Все радовались, через пять минут даже смеялись. Иногда только Дунечка бледнела и
сдвигала брови, припоминая случившееся. Пульхерия Александровна и воображать не могла,
что она тоже будет рада; разрыв с Лужиным представлялся ей еще утром страшною бедой.

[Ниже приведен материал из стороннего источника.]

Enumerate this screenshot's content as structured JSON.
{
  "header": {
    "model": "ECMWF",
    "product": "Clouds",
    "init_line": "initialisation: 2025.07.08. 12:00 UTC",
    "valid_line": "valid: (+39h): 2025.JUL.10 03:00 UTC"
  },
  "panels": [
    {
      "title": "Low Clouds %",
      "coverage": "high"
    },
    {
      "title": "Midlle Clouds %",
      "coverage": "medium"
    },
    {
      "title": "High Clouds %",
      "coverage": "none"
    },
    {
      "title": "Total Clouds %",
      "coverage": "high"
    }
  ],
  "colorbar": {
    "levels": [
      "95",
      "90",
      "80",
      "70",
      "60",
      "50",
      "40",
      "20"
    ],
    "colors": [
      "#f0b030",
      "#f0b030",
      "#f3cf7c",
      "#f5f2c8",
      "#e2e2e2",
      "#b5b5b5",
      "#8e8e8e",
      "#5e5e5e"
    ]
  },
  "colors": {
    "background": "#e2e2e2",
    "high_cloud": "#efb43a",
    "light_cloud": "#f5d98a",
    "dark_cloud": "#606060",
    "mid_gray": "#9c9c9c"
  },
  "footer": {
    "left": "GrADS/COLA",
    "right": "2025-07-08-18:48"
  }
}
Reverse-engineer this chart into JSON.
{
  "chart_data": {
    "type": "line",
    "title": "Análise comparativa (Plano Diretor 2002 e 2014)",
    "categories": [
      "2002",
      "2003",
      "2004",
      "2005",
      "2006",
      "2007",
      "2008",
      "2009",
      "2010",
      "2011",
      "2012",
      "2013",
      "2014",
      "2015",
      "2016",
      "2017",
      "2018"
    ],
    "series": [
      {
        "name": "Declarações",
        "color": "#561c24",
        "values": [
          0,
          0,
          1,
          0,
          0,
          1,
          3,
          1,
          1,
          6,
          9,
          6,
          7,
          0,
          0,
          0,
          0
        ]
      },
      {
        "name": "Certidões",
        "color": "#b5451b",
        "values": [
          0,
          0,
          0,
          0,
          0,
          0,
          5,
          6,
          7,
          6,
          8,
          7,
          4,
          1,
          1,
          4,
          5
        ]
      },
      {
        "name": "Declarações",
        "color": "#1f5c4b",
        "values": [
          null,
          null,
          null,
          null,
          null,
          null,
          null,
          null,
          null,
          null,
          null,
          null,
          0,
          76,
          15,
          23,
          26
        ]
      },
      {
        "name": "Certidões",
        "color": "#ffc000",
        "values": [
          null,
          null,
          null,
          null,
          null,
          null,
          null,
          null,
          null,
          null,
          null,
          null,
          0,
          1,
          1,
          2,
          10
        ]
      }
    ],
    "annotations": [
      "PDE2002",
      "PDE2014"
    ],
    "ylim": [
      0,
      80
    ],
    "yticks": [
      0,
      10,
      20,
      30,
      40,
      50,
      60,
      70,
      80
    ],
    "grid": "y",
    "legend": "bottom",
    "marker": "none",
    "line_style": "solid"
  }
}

Но Разумихин был в восторге. Он не смел еще вполне его выразить, но весь дрожал как в
лихорадке, как будто пятипудовая гиря свалилась с его сердца. Теперь он имеет право отдать
им всю свою жизнь, служить им… Да мало ли что теперь! А впрочем, он еще пугливее гнал
дальнейшие мысли и боялся своего воображения. Один только Раскольников сидел всё на
том же месте, почти угрюмый и даже рассеянный. Он, всего больше настаивавший на
удалении Лужина, как будто всех меньше интересовался теперь случившимся. Дуня
невольно подумала, что он всё еще очень на нее сердится, а Пульхерия Александровна
приглядывалась к нему боязливо.
— Что же сказал тебе Свидригайлов? — подошла к нему Дуня.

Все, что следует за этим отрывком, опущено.